Bangalore Talkies: Do women in power make you uncomfortable?
Updated on Nov 18, 2021 01:03 AM IST
In Bangalore where many of the top IT companies thrive, DEI or diversity, equity and inclusion have become watchwords. How do women handle this?
Some time ago, at the Bangalore book launch of “Women of the records,” musician Ricky Kej made an interesting observation– which in turn prompted fellow panelist Kiran Mazumdar Shaw to respond. Like many book launches, this too was a panel discussion held at the ever-popular Bangalore International Centre, and is available on Youtube.
Co-produced by Vikram Sampath and Ricky Kej, Women of the Records, highlights 25 women musicians– courtesans– devadasis and tawaifs– who were bold, broke the mould and led the way– all the qualities that we want and encourage in today’s young women– our daughters and nieces for instance.
Bangalore is full of such women. Kiran Mazumdar Shaw is of course, held up as the poster child but there are others. Entrepreneurs such as Meena Ganesh of Portea, Shubhra Chadda of Chumbak, Rashmi Daga of Freshmenu, Anisha Jain of Zivame, and Shradha Sharma of YourStory. Venture capitalists like Vani Kola, Ankita Vasishta and and NassComm president, Rekha Menon.
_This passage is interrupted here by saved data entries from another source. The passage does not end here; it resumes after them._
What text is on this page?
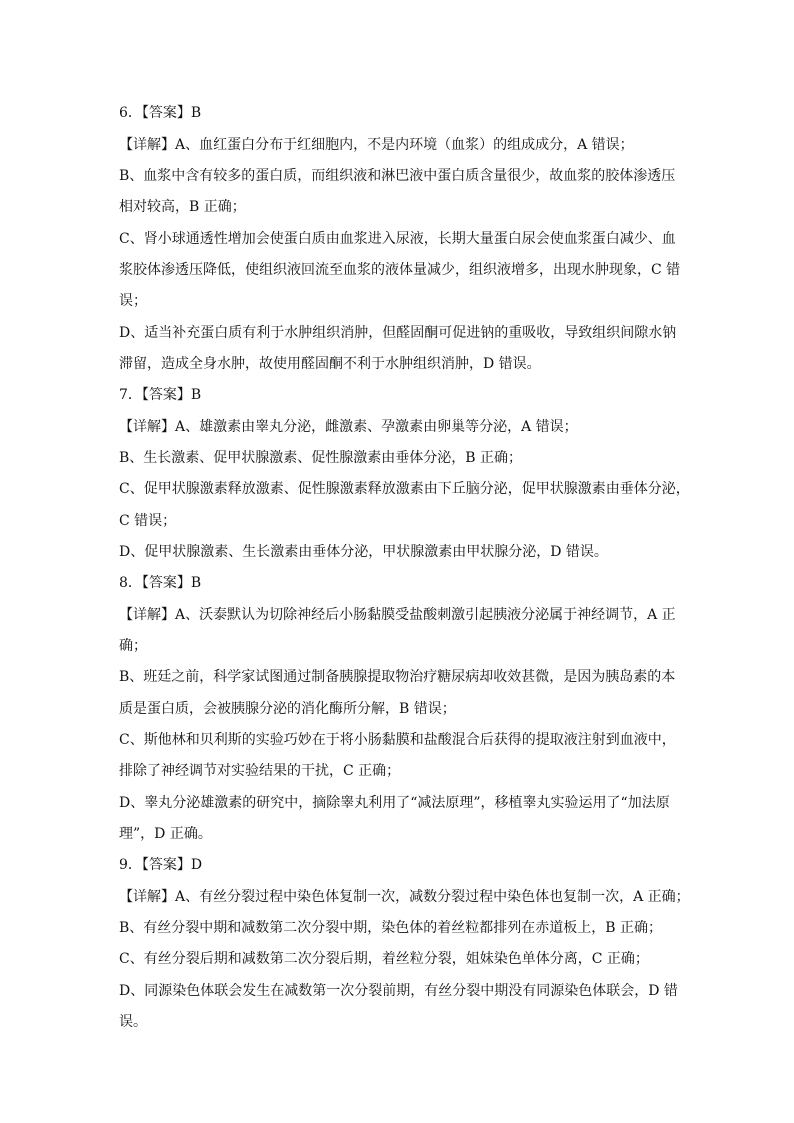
6．【答案】B
【详解】A、血红蛋白分布于红细胞内，不是内环境（血浆）的组成成分，A 错误；
B、血浆中含有较多的蛋白质，而组织液和淋巴液中蛋白质含量很少，故血浆的胶体渗透压
相对较高，B 正确；
C、肾小球通透性增加会使蛋白质由血浆进入尿液，长期大量蛋白尿会使血浆蛋白减少、血
浆胶体渗透压降低，使组织液回流至血浆的液体量减少，组织液增多，出现水肿现象，C 错
误；
D、适当补充蛋白质有利于水肿组织消肿，但醛固酮可促进钠的重吸收，导致组织间隙水钠
滞留，造成全身水肿，故使用醛固酮不利于水肿组织消肿，D 错误。
7．【答案】B
【详解】A、雄激素由睾丸分泌，雌激素、孕激素由卵巢等分泌，A 错误；
B、生长激素、促甲状腺激素、促性腺激素由垂体分泌，B 正确；
C、促甲状腺激素释放激素、促性腺激素释放激素由下丘脑分泌，促甲状腺激素由垂体分泌，
C 错误；
D、促甲状腺激素、生长激素由垂体分泌，甲状腺激素由甲状腺分泌，D 错误。
8．【答案】B
【详解】A、沃泰默认为切除神经后小肠黏膜受盐酸刺激引起胰液分泌属于神经调节，A 正
确；
B、班廷之前，科学家试图通过制备胰腺提取物治疗糖尿病却收效甚微，是因为胰岛素的本
质是蛋白质，会被胰腺分泌的消化酶所分解，B 错误；
C、斯他林和贝利斯的实验巧妙在于将小肠黏膜和盐酸混合后获得的提取液注射到血液中，
排除了神经调节对实验结果的干扰，C 正确；
D、睾丸分泌雄激素的研究中，摘除睾丸利用了“减法原理”，移植睾丸实验运用了“加法原
理”，D 正确。
9．【答案】D
【详解】A、有丝分裂过程中染色体复制一次，减数分裂过程中染色体也复制一次，A 正确；
B、有丝分裂中期和减数第二次分裂中期，染色体的着丝粒都排列在赤道板上，B 正确；
C、有丝分裂后期和减数第二次分裂后期，着丝粒分裂，姐妹染色单体分离，C 正确；
D、同源染色体联会发生在减数第一次分裂前期，有丝分裂中期没有同源染色体联会，D 错
误。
Yet there is one quality that women struggle with to this day, and that is power. Simply put, women have trouble owning and wielding power– perhaps not the ones in my list above, but many others. How to address this? How to make women learn to use and wield power? One method is to model it for your children by being equal parents, or at least the kind where Mom doesn’t defer to Dad. The other way is to change the system so that women get a chance to exercise power. This is what Kej was alluding to when he made his comment.
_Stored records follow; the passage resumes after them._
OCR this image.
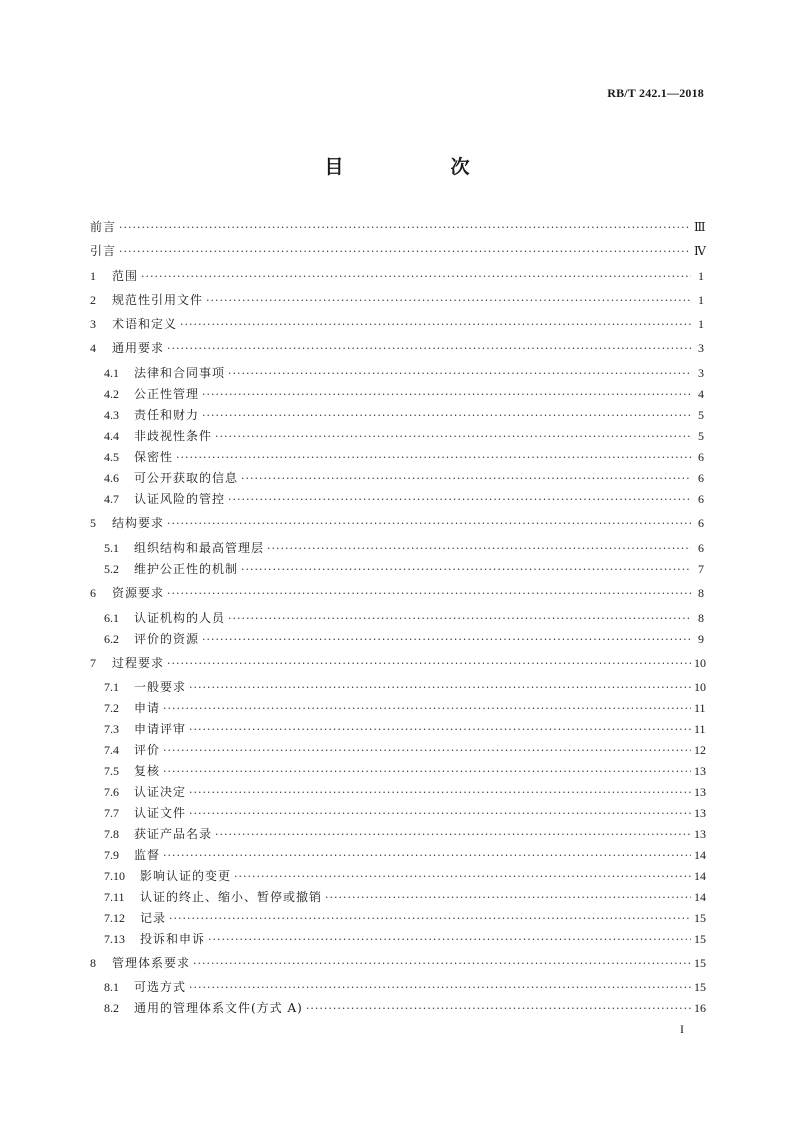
RB/T 242.1—2018
目　次
前言 ·····	Ⅲ
引言 ·····	Ⅳ
1	范围 ·····	1
2	规范性引用文件 ·····	1
3	术语和定义 ·····	1
4	通用要求 ·····	3
4.1	法律和合同事项 ·····	3
4.2	公正性管理 ·····	4
4.3	责任和财力 ·····	5
4.4	非歧视性条件 ·····	5
4.5	保密性 ·····	6
4.6	可公开获取的信息 ·····	6
4.7	认证风险的管控 ·····	6
5	结构要求 ·····	6
5.1	组织结构和最高管理层 ·····	6
5.2	维护公正性的机制 ·····	7
6	资源要求 ·····	8
6.1	认证机构的人员 ·····	8
6.2	评价的资源 ·····	9
7	过程要求 ·····	10
7.1	一般要求 ·····	10
7.2	申请 ·····	11
7.3	申请评审 ·····	11
7.4	评价 ·····	12
7.5	复核 ·····	13
7.6	认证决定 ·····	13
7.7	认证文件 ·····	13
7.8	获证产品名录 ·····	13
7.9	监督 ·····	14
7.10	影响认证的变更 ·····	14
7.11	认证的终止、缩小、暂停或撤销 ·····	14
7.12	记录 ·····	15
7.13	投诉和申诉 ·····	15
8	管理体系要求 ·····	15
8.1	可选方式 ·····	15
8.2	通用的管理体系文件(方式 A) ·····	16
I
The panel discussion veered to the music industry of today. Kej said that in today’s music world, there were a great many women professionals but they were all in the “entertainment” side (singers, musicians) not the “production” side (sound engineers, editors). The production side had a male majority and men didn’t not want women to enter their field, because they liked to hang out together late at night, smoke and drink together, he said. Women would only complicate this.
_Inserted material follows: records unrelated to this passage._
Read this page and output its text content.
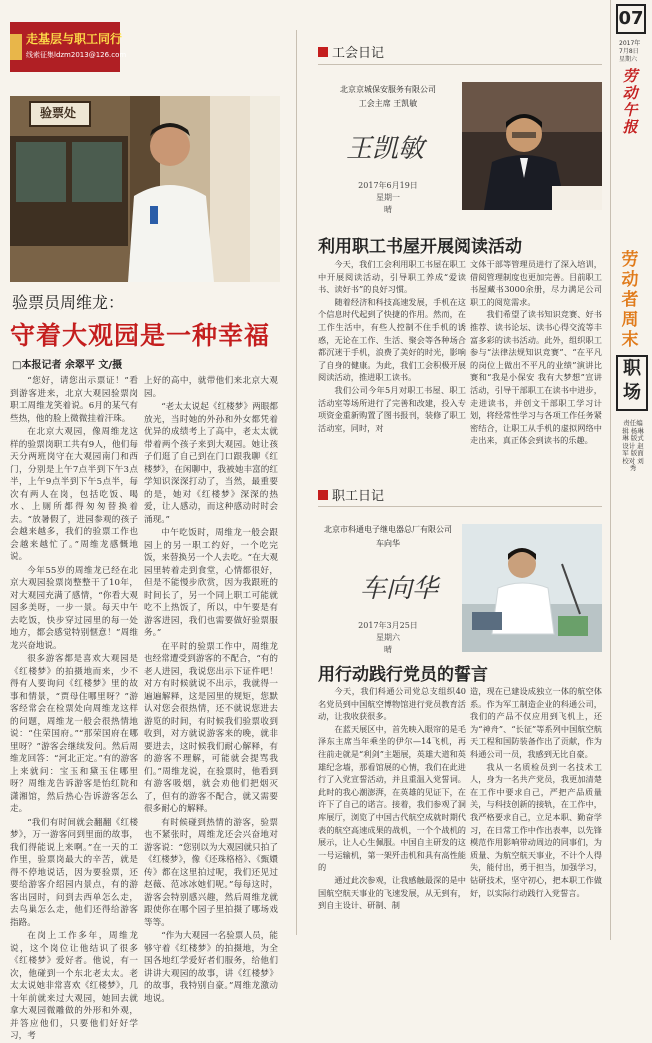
走基层与职工同行
线索征集ldzm2013@126.com
验票处
验票员周维龙：
守着大观园是一种幸福
□本报记者 余翠平 文/摄

“您好，请您出示票证！”看到游客进来，北京大观园验票岗职工周维龙笑着说。6月的某气有些热，他的脸上微微挂着汗珠。

在北京大观园，像周维龙这样的验票岗职工共有9人，他们每天分两班岗守在大观园南门和西门，分别是上午7点半到下午3点半，上午9点半到下午5点半，每次有两人在岗，包括吃饭、喝水、上厕所都得匆匆替换着去。“放暑假了，进园参观的孩子会越来越多，我们的验票工作也会越来越忙了。”周维龙感慨地说。

今年55岁的周维龙已经在北京大观园验票岗整整干了10年，对大观园充满了感情，“你看大观园多美呀，一步一景。每天中午去吃饭，快步穿过园里的每一处地方，都会感觉特别惬意！”周维龙兴奋地说。

很多游客都是喜欢大观园是《红楼梦》的拍摄地而来，少不得有人要询问《红楼梦》里的故事和情景，“贾母住哪里呀？”游客经常会在检票处向周维龙这样的问题，周维龙一般会很热情地说：“住荣国府。”“那荣国府在哪里呀？”游客会继续发问。然后周维龙回答：“河北正定。”有的游客上来就问：宝玉和黛玉住哪里呀？周维龙告诉游客是怡红院和潇湘馆，然后热心告诉游客怎么走。

“我们有时间就会翻翻《红楼梦》，万一游客问到里面的故事，我们得能说上来啊。”在一天的工作里，验票岗最大的辛苦，就是得不停地说话，因为要验票，还要给游客介绍园内景点，有的游客出园时，问到去西单怎么走，去鸟巢怎么走，他们还得给游客指路。

在岗上工作多年，周维龙说，这个岗位让他结识了很多《红楼梦》爱好者。他说，有一次，他碰到一个东北老太太。老太太说她非常喜欢《红楼梦》，几十年前就来过大观园，她回去就拿大观园微雕做的外形和外观，并答应他们，只要他们好好学习，考

上好的高中，就带他们来北京大观园。

“老太太说起《红楼梦》两眼都放光，当时她的外孙和外女都凭着优异的成绩考上了高中，老太太就带着两个孩子来到大观园。她让孩子们逛了自己到在门口跟我聊《红楼梦》，在闲聊中，我被她丰富的红学知识深深打动了，当然，最重要的是，她对《红楼梦》深深的热爱，让人感动，而这种感动时时会涌现。”

中午吃饭时，周维龙一般会跟园上的另一职工约好，一个吃完饭，来替换另一个人去吃。“在大观园里转着走到食堂，心情都很好，但是不能慢步欣赏，因为我跟班的时间长了，另一个同上职工可能就吃不上热饭了，所以，中午要是有游客进园，我们也需要做好验票服务。”

在平时的验票工作中，周维龙也经常遭受到游客的不配合，“有的老人进园，我说您出示下证件吧！对方有时候就说不出示，我就得一遍遍解释，这是园里的规矩，您默认对您会很热情，还不就说您进去游览的时间，有时候我们验票收到收到，对方就说游客来的晚，就非要进去，这时候我们耐心解释，有的游客不理解，可能就会提骂我们。”周维龙说，在验票时，他看到有游客吸烟，就会劝他们把烟灭了，但有的游客不配合，就又需要很多耐心的解释。

有时候碰到热情的游客，验票也不紧张时，周维龙还会兴奋地对游客说：“您别以为大观园就只拍了《红楼梦》，像《还珠格格》、《甄嬛传》都在这里拍过呢，我们还见过赵薇、范冰冰她们呢。”每每这时，游客会特别感兴趣，然后周维龙就跟使你在哪个园子里拍摄了哪场戏等等。

“作为大观园一名验票人员，能够守着《红楼梦》的拍摄地，为全国各地红学爱好者们服务，给他们讲讲大观园的故事，讲《红楼梦》的故事，我特别自豪。”周维龙激动地说。

工会日记
北京京城保安服务有限公司
工会主席 王凯敏
王凯敏
2017年6月19日
星期一
晴
利用职工书屋开展阅读活动

今天，我们工会利用职工书屋在职工中开展阅读活动，引导职工养成“爱读书、读好书”的良好习惯。

随着经济和科技高速发展，手机在这个信息时代起到了快捷的作用。然而，在工作生活中，有些人控制不住手机的诱惑，无论在工作、生活、聚会等各种场合都沉迷于手机，浪费了美好的时光，影响了自身的健康。为此，我们工会积极开展阅读活动，推进职工读书。

我们公司今年5月对职工书屋、职工活动室等场所进行了完善和改建，投入专项资金重新购置了图书报刊，装修了职工活动室，同时，对

文体干部等管理员进行了深入培训，借阅管理制度也更加完善。目前职工书屋藏书3000余册，尽力满足公司职工的阅览需求。

我们希望了读书知识竞赛、好书推荐、读书论坛、读书心得交流等丰富多彩的读书活动。此外，组织职工参与“法律法规知识竞赛”、“在平凡的岗位上做出不平凡的业绩”演讲比赛和“我是小保安 我有大梦想”宣讲活动，引导干部职工在读书中进步，走进读书，并创文干部职工学习计划，将经常性学习与各项工作任务紧密结合，让职工从手机的虚拟网络中走出来，真正体会到读书的乐趣。

职工日记
北京市科通电子继电器总厂有限公司
车向华
车向华
2017年3月25日
星期六
晴
用行动践行党员的誓言

今天，我们科通公司党总支组织40名党员到中国航空博物馆进行党员教育活动，让我收获很多。

在蓝天展区中，首先映入眼帘的是毛泽东主席当年乘坐的伊尔—14飞机，再往前走就是“利剑”主题展，英雄大道和英雄纪念墙，那看馆展的心情，我们在此进行了入党宣誓活动，并且重温入党誓词。此时的我心潮澎湃，在英雄的见证下，在许下了自己的诺言。接着，我们参观了洞库展厅，浏览了中国古代航空成就时期代表的航空高速成果的战机，一个个战机的展示，让人心生佩服。中国自主研发的这一号运输机，第一架歼击机和具有高性能的

通过此次参观，让我感触最深的是中国航空航天事业的飞速发展，从无到有，到自主设计、研制、制

造，现在已建设成独立一体的航空体系。作为军工制造企业的科通公司，我们的产品不仅应用到飞机上，还为“神舟”、“长征”等系列中国航空航天工程和国防装备作出了贡献，作为科通公司一员，我感到无比自豪。

我从一名质检员到一名技术工人，身为一名共产党员，我更加清楚在工作中要求自己，严把产品质量关，与科技创新的接轨，在工作中，我严格要求自己，立足本职、勤奋学习，在日常工作中作出表率，以先锋模范作用影响带动周边的同事们，为质量、为航空航天事业，不计个人得失，能付出，勇于担当，加强学习，钻研技术，坚守初心，把本职工作做好，以实际行动践行入党誓言。

07
2017年
7月8日
星期六
劳动午报
劳动者周末
职场
责任编辑 杨琳琳 版式设计 赵军 版面校对 刘秀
This is true of most professions. Day traders in the stock exchange don’t want women because things get complicated with the other sex. The way to change it is not by inserting one single woman into the fold but having a great many women in every field in every level of power.
“I think you need a quota system to ensure that women are equally represented,” said Kej. “Anyone who says we don’t need quotas is speaking from a place of male privilege.” The audience clapped.
In response to Kej’s comment, Kiran Mazumdar Shaw talked about DEI being the buzzword in today’s corporate world: Diversity, Equity and Inclusion. She said that in her firm, she quietly incentivizes men to hire and include more women. Hire women for their potential and men for their competence, she said.
When I called him about male privilege, Kej added that women, typically from the previous generation, underplay the gender card. Look how far I’ve come, they will say. I am the CEO and I didn’t need a quota. But these women are the exception rather than the rule. Equally, they forget how many fires they had to jump through to get where they are.
Privilege is a strange thing. Those who have it take it for granted, don’t even realize its aura because they are surrounded by this. It is only when you are stripped away of your privileges that you feel the pain of those who don’t have it.
I want to end with something that nobody talks about but is essential for empowerment. Gender balance is a numbers game. Diversity is not about including one token minority but enough for them to feel included. Today’s corporate boards largely include women– but it is usually just one or 2 among 12 men. This too doesn’t work to anyone’s advantage– not the woman’s certainly, but in reality, not the firm’s either.
We all know from personal experience how differently we behave if we are the sole man in a room full of women. Most men go quiet. Their manner is tense and muted. The same applies to women. Put her in a board-room with all its inherent tensions and think of whether she is going to voice her opinions. And please don’t point at the token woman you know who is assertive in such a situation.
So the next time someone asks you to be in a panel, check if there is some semblance of gender balance in it. If you are invited on a jury, ask yourself: is the ten-person jury going to be all men? Book awards or any award with all-male juries tend to pick books written by men as the winner. Heck, women authors don’t even make the shortlist. And that in a gloriously heterogenous country such as ours is just plain wrong. It isn’t sustainable.
Simply punting the issue back to women will not help. Men need to question each other’s prejudices. They need to ask themselves this simple question: is this the milieu that I want my daughters or nieces to inhabit.